La evolución del mundo preocupaba y angustiaba
a Wittgenstein. Su breve experiencia en la entonces floreciente Unión Soviética
(1935) le permitió entrever la posibilidad de modalidades alternativas de
trabajo y de vida en común. Frente a la rigidez y la artificialidad de la vida
universitaria inglesa, lo que él vio en aquel diferente y fugaz mundo lo
entusiasmó. Wittgenstein, intelectual y prácticamente comprometido con formas
diferentes de vivir, comprendía y padecía el deterioro espiritual del mundo
occidental. Lo horrorizaba, por ejemplo, el que en nuestras sociedades los
mejores hombres, los mejores ciudadanos no supieran hacer otra cosa que
perseguir fines “puramente privados”. El rechazo por parte de Wittgenstein de
muchos convencionalismos y modos afectados de ser inevitablemente lo llevaron a
fuertes conflictos con su entorno. Su pensamiento fue una letal agresión a la
filosofía ociosa e impráctica, típica de la vida universitaria occidental. En
verdad, una de las grandes lecciones de Wittgenstein consiste precisamente en
haber mostrado que la filosofía no vivida, la filosofía meramente charlada o
traducida, no sirve y no tiene mayor valor ni incidencia en la existencia
concreta de las personas.
Filosóficamente, Wittgenstein era no sólo
un genio sino, como él mismo decía, un “hombre de negocios” y un “boxeador”.
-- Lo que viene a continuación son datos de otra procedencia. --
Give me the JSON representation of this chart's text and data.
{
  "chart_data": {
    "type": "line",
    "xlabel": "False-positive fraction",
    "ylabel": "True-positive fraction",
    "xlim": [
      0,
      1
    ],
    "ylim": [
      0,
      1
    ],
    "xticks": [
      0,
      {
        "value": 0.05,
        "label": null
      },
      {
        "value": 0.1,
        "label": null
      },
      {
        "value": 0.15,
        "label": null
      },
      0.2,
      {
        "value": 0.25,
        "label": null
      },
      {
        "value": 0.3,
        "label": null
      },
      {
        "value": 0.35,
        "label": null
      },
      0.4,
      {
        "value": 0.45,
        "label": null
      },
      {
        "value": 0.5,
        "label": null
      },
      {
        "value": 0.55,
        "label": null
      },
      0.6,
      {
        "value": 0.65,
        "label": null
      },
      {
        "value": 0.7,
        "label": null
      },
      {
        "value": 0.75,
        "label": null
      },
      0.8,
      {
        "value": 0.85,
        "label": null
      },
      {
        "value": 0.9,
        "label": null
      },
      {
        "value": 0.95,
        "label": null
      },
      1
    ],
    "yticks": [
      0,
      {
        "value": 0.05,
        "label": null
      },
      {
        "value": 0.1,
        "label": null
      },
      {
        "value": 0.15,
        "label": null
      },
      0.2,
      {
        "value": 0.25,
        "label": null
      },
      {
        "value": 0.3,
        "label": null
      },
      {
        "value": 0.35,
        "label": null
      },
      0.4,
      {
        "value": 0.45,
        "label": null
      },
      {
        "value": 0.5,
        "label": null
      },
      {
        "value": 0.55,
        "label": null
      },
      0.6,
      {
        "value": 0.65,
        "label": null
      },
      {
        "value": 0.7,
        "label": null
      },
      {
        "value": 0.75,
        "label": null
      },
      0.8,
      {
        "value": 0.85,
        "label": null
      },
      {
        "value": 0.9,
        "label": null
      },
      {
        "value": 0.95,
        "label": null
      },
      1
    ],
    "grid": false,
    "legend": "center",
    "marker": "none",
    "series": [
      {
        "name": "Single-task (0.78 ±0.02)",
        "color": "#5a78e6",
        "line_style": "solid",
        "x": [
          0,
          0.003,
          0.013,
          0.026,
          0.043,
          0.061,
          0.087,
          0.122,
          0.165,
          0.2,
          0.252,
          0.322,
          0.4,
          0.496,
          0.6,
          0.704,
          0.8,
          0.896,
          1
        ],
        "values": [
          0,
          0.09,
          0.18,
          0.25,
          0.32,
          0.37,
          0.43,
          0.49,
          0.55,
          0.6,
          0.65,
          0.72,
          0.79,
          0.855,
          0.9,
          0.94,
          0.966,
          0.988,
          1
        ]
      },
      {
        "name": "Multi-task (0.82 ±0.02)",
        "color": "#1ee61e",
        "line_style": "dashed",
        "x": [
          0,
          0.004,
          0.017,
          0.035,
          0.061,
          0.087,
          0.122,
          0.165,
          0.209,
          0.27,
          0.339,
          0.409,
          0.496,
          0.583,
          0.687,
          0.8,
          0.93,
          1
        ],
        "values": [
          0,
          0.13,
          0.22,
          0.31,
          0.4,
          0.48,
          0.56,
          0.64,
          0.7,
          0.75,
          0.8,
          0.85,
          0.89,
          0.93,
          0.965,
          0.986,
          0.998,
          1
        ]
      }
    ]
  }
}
Para él, un filósofo que no quiere discutir es como un boxeador que no se
quiere poner los guantes ni subir al ring. Por otra parte, a Wittgenstein le
importaba que con la filosofía se pudiera hacer algo útil y ello no sólo para
los humanistas y los hombres de ciencia, sino en la vida cotidiana. En su
opinión, si el tratamiento de elusivos y abstrusos temas no le permiten a quien
a ellos consagra su vida que pueda pensar con claridad y con serenidad y actuar
exitosamente en relación con los asuntos de la vida cotidiana, entonces dicha
actividad (la filosofía de coctel, el uso de jerga filosófica) no pasa de ser
un mero juego de salón, sin ninguna justificación social. En Wittgenstein se
conjugan profundidad de pensamiento y amplitud de miras. Dotado de una
asombrosa capacidad de concentración e incomparablemente diestro en el arte de
perseguir una idea hasta sus últimas consecuencias, era imposible que
Wittgenstein no chocara con mentes más endebles y limitadas. Wittgenstein, el
librepensador, fue crítico de las instituciones de su tiempo y era
intransigente como sólo pueden serlo los hombres íntegros. Por eso, en estos
tiempos de gran deserción humanista, de grandes traiciones intelectuales, en
este período de la historia en el que la corrupción, las ambiciones bajas, la
violencia y en general lo peor del hombre parecen haberse impuesto ya para
siempre, unos cuantos minutos dedicados a recordar al excepcional ser humano
que fue Ludwig Wittgenstein puede ser como un refrescante baño en las
transparentes aguas de un manantial con el que nos topamos en nuestra azarosa
caminata por el desierto de la vida.